Troubleshooting and Repairing the Accuracy of WP Label Batch Translation Scripts
problem background
When using the Polylang plugin to synchronize Chinese and English tags, it is found that there is an intermittent inaccurate counting problem in batch translation scripts. The script shows that 8324 tags are processed, but there are actually 8328 Chinese tags in the background, and the results of each execution are not consistent.


problem
源语言标签总数: 8328 准确
已处理新标签: 0 不准确(理论应为 4)
已跳过已有翻译: 9000 不准确(应为 8324)
处理率: 108.07%
antecedent
The first investigation: the problem of pagination
initial use offset Parameters are paginated:
$terms = get_terms([
'taxonomy' => 'post_tag',
'lang' => $source_lang,
'number' => $per_page,
'offset' => $offset,
]);
problem analysis: use offset When paging, creating a new target language tag during processing changes the number of records in the database, resulting in inaccurate paging offsets.
try to fix: to use Paged parametric substitution offset:
$terms = get_terms([
'taxonomy' => 'post_tag',
'lang' => $source_lang,
'number' => $per_page,
'paged' => $page,
]);
Second investigation: the database table does not exist
After the modification, there is a new error:
WordPress database error Table 'wp_polylang_terms' doesn't exist
problem analysis: Directly query the Polylang database table that does not exist, the API function provided by Polylang should be used.
try to fix: Reference projects already available merge-tags.php file, use get_terms() Coordinate lang Parameters get a list of tags.
The third investigation: the count is still inaccurate
even if using Paged Parameters, the count is still inaccurate:
已跳过已有翻译: 9000
problem analysis: use get_terms() During paging queries, the newly created English tags are obtained by subsequent queries, resulting in skipped Count error.

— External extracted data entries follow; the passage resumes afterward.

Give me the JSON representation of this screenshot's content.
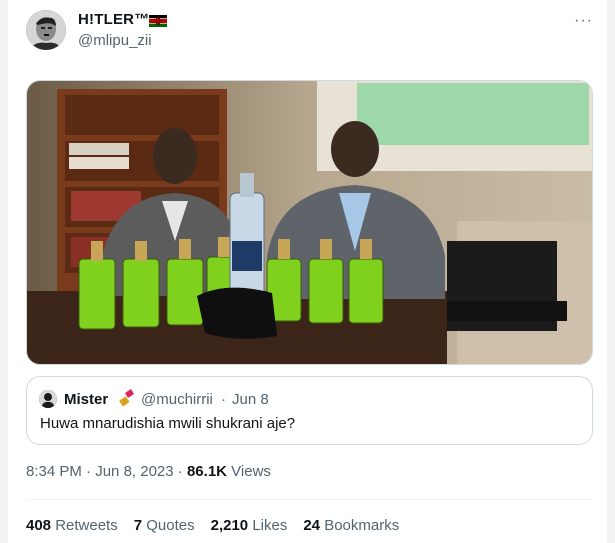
{
  "author": {
    "display_name": "H!TLER™",
    "handle": "@mlipu_zii",
    "flag_icon": "kenya-flag-icon"
  },
  "more_icon": "···",
  "quoted_tweet": {
    "name": "Mister",
    "emoji_icon": "lipstick-icon",
    "handle": "@muchirrii",
    "separator": "·",
    "date": "Jun 8",
    "text": "Huwa mnarudishia mwili shukrani aje?"
  },
  "meta": {
    "time": "8:34 PM",
    "separator1": " · ",
    "date": "Jun 8, 2023",
    "separator2": " · ",
    "views_count": "86.1K",
    "views_label": " Views"
  },
  "stats": {
    "retweets_count": "408",
    "retweets_label": " Retweets",
    "quotes_count": "7",
    "quotes_label": " Quotes",
    "likes_count": "2,210",
    "likes_label": " Likes",
    "bookmarks_count": "24",
    "bookmarks_label": " Bookmarks"
  },
  "colors": {
    "text_primary": "#0f1419",
    "text_secondary": "#536471",
    "border": "#cfd9de"
  }
}
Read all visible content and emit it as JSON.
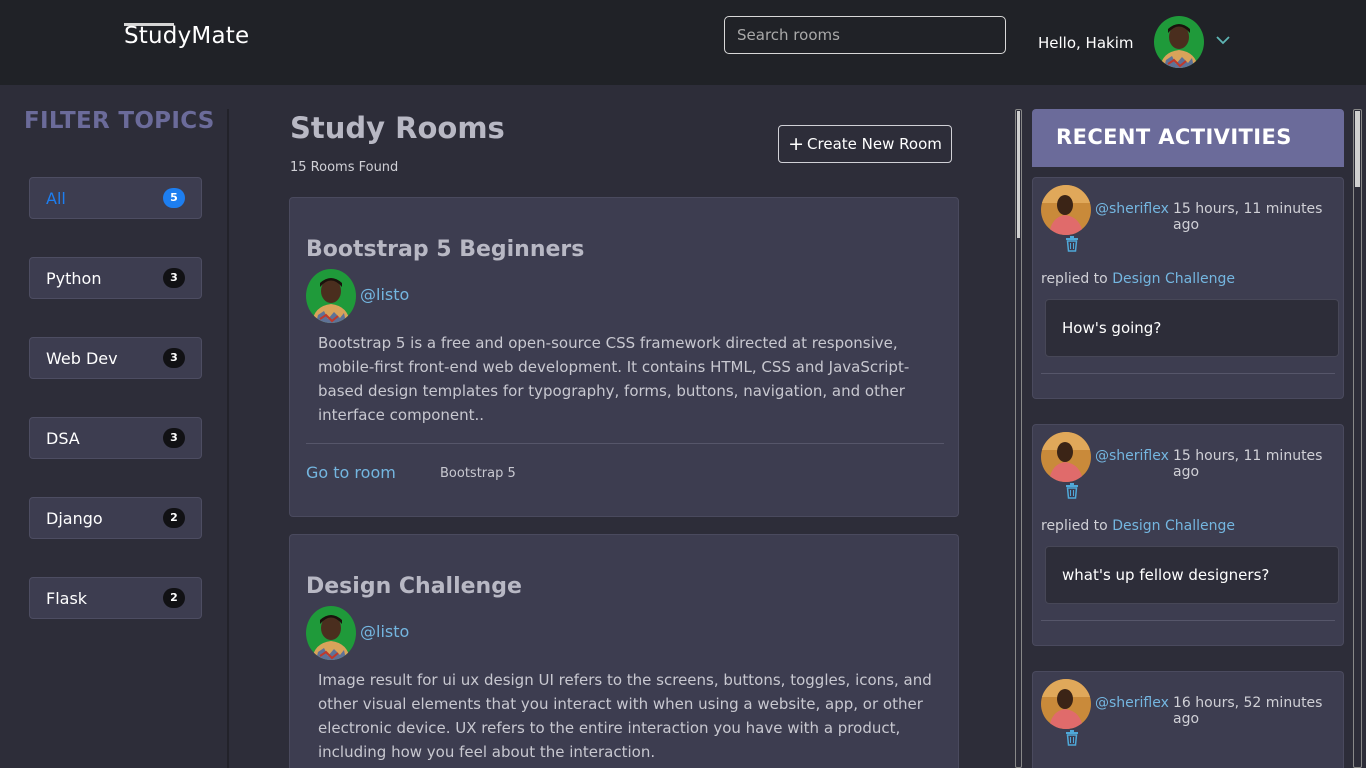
{
  "header": {
    "logo": "StudyMate",
    "search_placeholder": "Search rooms",
    "greeting": "Hello, Hakim",
    "avatar_icon": "user-avatar",
    "dropdown_icon": "chevron-down-icon",
    "bg_color": "#202227"
  },
  "sidebar": {
    "title": "FILTER TOPICS",
    "topics": [
      {
        "label": "All",
        "count": "5",
        "active": true
      },
      {
        "label": "Python",
        "count": "3"
      },
      {
        "label": "Web Dev",
        "count": "3"
      },
      {
        "label": "DSA",
        "count": "3"
      },
      {
        "label": "Django",
        "count": "2"
      },
      {
        "label": "Flask",
        "count": "2"
      }
    ]
  },
  "main": {
    "title": "Study Rooms",
    "rooms_found": "15 Rooms Found",
    "create_button": "Create New Room",
    "rooms": [
      {
        "title": "Bootstrap 5 Beginners",
        "host": "@listo",
        "description": "Bootstrap 5 is a free and open-source CSS framework directed at responsive, mobile-first front-end web development. It contains HTML, CSS and JavaScript-based design templates for typography, forms, buttons, navigation, and other interface component..",
        "link": "Go to room",
        "topic": "Bootstrap 5"
      },
      {
        "title": "Design Challenge",
        "host": "@listo",
        "description": "Image result for ui ux design UI refers to the screens, buttons, toggles, icons, and other visual elements that you interact with when using a website, app, or other electronic device. UX refers to the entire interaction you have with a product, including how you feel about the interaction."
      }
    ]
  },
  "activities": {
    "title": "RECENT ACTIVITIES",
    "items": [
      {
        "user": "@sheriflex",
        "time": "15 hours, 11 minutes ago",
        "action": "replied to",
        "room": "Design Challenge",
        "message": "How's going?"
      },
      {
        "user": "@sheriflex",
        "time": "15 hours, 11 minutes ago",
        "action": "replied to",
        "room": "Design Challenge",
        "message": "what's up fellow designers?"
      },
      {
        "user": "@sheriflex",
        "time": "16 hours, 52 minutes ago"
      }
    ]
  },
  "colors": {
    "background": "#2d2d39",
    "card": "#3d3d50",
    "accent": "#6b6b9a",
    "link": "#74b6e0",
    "active": "#1d7ef0"
  }
}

the root of the problem: The English label created during the loop processing process is subsequently get_terms() The query is caught because the query conditions are limited only in the language, but the newly created English tag may be cached or re-indexed.
Final solution
core idea: First get the ID list of all source language tags at one time, and then process based on this static list to avoid subsequent queries being affected by newly created data.
// 先一次性获取所有源语言标签的ID列表
$source_term_ids = get_terms([
'taxonomy' => 'post_tag',
'lang' => $source_lang,
'hide_empty' => false,
'fields' => 'ids',
]);
// 使用 array_chunk 分批处理
foreach (array_chunk($source_term_ids, $per_page) as $batch) {
foreach ($batch as $term_id) {
// 处理每个标签...
}
}
Key improvement point:
- static list: Get the complete source language tag ID list in advance to avoid subsequent queries being polluted by new data
- Array shards: use
array_chunk()Perform memory-friendly batch processing - accurate counting: Counting based on static lists to ensure accurate statistics
Optimized complete code
<?php
if (php_sapi_name() !== 'cli') {
die("❌ 请在命令行运行\n");
}
require __DIR__ . '/wp-config.php';
global $wpdb, $polylang;
$per_page = 1000;
$source_lang = 'zh';
$target_lang = 'en';
$processed = 0;
$skipped = 0;
// 先一次性获取所有源语言标签的ID列表
$source_term_ids = get_terms([
'taxonomy' => 'post_tag',
'lang' => $source_lang,
'hide_empty' => false,
'fields' => 'ids',
]);
$total_terms = count($source_term_ids);
// 分批处理
foreach (array_chunk($source_term_ids, $per_page) as $batch) {
foreach ($batch as $term_id) {
$term = get_term($term_id, 'post_tag');
// 检查是否已有翻译
$target_id = pll_get_term($term_id, $target_lang);
if ($target_id) {
$skipped++;
continue;
}
// 创建翻译标签...
$processed++;
}
}
// 验证阶段
$untranslated_count = 0;
foreach ($source_term_ids as $term_id) {
if (!pll_get_term($term_id, $target_lang)) {
$untranslated_count++;
}
}
repair the effect
After repairing the results of execution:
源语言标签总数: 8328 ✅
已处理新标签: 4 ✅
已跳过已有翻译: 8324 ✅
处理率: 100.00% ✅

Experience summary
- Avoid dynamic paging traps: If the data is modified during the processing process, the use of dynamic paging query should be avoided
- Use static datasets: Get a complete list of IDs in advance to ensure the stability of the processing process
- Depend on the official API: Prioritize the use of the API functions provided by the plugin to avoid direct operation of the database table
- Add verification link: Verify after processing is complete to ensure all data is processed correctly
reference material
This article records the investigation process of label batch translation scripts, from problem discovery to finalization, hoping to help developers who encounter similar problems.